Türkiye’s economic momentum boosts confidence in 2026 targets

A broad set of macroeconomic indicators in Türkiye, from growth and exports to inflation and credit risk, are reinforcing optimism for 2026. Record export figures, easing inflation, a sustained current account improvement and falling CDS premiums are reshaping expectations, while markets and employment data point to a more balanced and resilient economic outlook.
Türkiye’s economy has entered the final stretch of 2025 with a series of strong signals that are lifting expectations for 2026, as growth, exports, inflation and financial indicators move in a favorable direction. Economic expansion continued for a 21st consecutive quarter, with GDP growth reaching 3.7% in the third quarter of 2025, while national income climbed to a record $1.54 trillion, underscoring the scale and resilience of the Turkish economy.
Exports and current account balance
External trade performance has been one of the clearest pillars of this momentum. Exports surged 12.8% year-on-year in December to $26.4 billion, marking the highest monthly figure on record. In line with the Medium-Term Program, total exports for 2025 reached $273.4 billion, the highest level in the republic’s history. Supported by rising goods and services exports, the current account deficit remained manageable, while October posted a $457 million surplus. Excluding gold and energy, the surplus exceeded $7 billion, extending a positive trend for four straight months.

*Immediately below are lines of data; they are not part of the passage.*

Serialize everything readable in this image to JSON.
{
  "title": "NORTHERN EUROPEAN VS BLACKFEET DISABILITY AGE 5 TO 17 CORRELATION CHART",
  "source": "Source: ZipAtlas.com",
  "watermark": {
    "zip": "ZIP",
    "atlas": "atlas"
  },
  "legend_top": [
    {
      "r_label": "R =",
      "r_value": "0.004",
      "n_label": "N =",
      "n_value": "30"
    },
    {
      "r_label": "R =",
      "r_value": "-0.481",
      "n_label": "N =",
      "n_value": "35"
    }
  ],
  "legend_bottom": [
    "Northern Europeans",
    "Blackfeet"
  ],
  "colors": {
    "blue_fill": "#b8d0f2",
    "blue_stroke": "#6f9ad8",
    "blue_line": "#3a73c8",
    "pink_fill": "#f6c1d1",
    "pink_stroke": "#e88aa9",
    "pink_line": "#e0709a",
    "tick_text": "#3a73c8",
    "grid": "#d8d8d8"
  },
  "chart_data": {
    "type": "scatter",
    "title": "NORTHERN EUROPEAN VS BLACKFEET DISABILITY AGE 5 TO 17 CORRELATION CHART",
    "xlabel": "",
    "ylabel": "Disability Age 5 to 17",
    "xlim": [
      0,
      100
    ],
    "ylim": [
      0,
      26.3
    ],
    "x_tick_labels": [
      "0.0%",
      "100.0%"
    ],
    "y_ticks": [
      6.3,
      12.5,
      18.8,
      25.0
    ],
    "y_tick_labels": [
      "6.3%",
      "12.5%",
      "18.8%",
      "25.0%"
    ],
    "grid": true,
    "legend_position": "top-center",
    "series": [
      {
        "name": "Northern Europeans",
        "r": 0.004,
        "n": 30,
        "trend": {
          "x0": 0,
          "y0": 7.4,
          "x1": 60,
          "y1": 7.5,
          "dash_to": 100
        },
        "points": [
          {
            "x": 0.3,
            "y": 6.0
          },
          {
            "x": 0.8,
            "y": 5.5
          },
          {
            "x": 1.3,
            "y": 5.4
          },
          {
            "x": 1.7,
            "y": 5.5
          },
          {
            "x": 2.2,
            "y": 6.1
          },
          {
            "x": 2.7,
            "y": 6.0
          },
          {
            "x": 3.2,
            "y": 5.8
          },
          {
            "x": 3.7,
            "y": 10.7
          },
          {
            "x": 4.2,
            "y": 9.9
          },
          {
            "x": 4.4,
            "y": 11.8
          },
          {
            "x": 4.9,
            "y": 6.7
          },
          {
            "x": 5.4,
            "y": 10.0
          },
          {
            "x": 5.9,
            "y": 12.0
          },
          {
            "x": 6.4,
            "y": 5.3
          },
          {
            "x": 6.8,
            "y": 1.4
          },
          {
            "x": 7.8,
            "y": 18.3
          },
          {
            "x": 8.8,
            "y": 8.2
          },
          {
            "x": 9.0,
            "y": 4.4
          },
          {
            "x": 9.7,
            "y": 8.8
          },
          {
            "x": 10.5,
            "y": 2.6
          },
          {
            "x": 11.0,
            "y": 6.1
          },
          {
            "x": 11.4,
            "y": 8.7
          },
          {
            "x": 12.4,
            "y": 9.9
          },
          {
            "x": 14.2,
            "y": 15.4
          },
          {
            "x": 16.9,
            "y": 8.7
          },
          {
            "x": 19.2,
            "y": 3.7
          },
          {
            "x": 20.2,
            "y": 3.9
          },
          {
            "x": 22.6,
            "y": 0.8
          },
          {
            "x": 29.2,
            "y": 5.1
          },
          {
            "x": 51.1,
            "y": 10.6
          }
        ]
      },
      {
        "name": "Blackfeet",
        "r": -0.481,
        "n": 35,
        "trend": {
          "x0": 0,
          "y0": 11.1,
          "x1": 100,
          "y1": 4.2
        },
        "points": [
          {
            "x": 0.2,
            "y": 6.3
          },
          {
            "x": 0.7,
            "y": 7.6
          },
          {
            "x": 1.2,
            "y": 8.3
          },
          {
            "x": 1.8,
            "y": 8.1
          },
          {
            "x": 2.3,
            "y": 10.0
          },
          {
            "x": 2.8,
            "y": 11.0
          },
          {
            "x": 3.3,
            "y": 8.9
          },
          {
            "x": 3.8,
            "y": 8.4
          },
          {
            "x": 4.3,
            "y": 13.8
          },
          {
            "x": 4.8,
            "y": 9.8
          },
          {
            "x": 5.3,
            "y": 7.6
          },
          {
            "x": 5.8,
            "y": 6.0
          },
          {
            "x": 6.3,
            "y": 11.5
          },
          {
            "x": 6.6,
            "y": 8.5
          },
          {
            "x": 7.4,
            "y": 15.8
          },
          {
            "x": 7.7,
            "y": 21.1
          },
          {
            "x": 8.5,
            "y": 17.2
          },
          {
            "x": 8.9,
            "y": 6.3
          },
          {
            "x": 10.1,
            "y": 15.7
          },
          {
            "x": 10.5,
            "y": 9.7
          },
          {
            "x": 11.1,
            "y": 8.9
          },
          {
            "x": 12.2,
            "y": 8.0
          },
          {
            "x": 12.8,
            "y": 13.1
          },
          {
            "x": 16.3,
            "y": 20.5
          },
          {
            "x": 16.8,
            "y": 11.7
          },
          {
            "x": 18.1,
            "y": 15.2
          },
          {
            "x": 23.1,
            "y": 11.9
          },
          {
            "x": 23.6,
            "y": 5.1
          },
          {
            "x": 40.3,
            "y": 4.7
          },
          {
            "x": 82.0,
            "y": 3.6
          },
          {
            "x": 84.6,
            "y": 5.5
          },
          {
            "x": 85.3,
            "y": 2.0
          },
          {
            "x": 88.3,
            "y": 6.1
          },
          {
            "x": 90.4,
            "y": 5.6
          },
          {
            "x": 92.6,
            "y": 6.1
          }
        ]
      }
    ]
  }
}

Disinflation gains traction
At the same time, the disinflation process continued to deepen. Annual consumer inflation eased to 30.89% in December 2025, the lowest reading in more than four years. Key components showed similar improvement, with services inflation falling below 44% and housing inflation dropping to its weakest level in nearly three years. Basic goods inflation declined to levels last seen five years ago, while clothing and footwear prices remained in single digits, highlighting a broad-based slowdown in price pressures.
Labor market and manufacturing signals
On the employment front, the unemployment rate stood at 8.6% in November, remaining in single digits for more than two and a half years. Manufacturing indicators also pointed to stabilization, as the Türkiye Manufacturing PMI rose for a second consecutive month in December, edging closer to the 50-point threshold that signals expansion and suggesting that operating conditions are no longer deteriorating sharply.
Markets and risk perception improve
Financial markets reflected these trends. Türkiye’s five-year CDS premium fell to nearly 204 basis points, its lowest level since 2018, easing external borrowing costs for both the public and private sectors. The BIST 100 index responded by setting a new record after four months, supported by declining risk premiums and stronger macroeconomic data. Together, these indicators are shaping a more confident outlook for Türkiye as it moves toward its 2026 economic targets.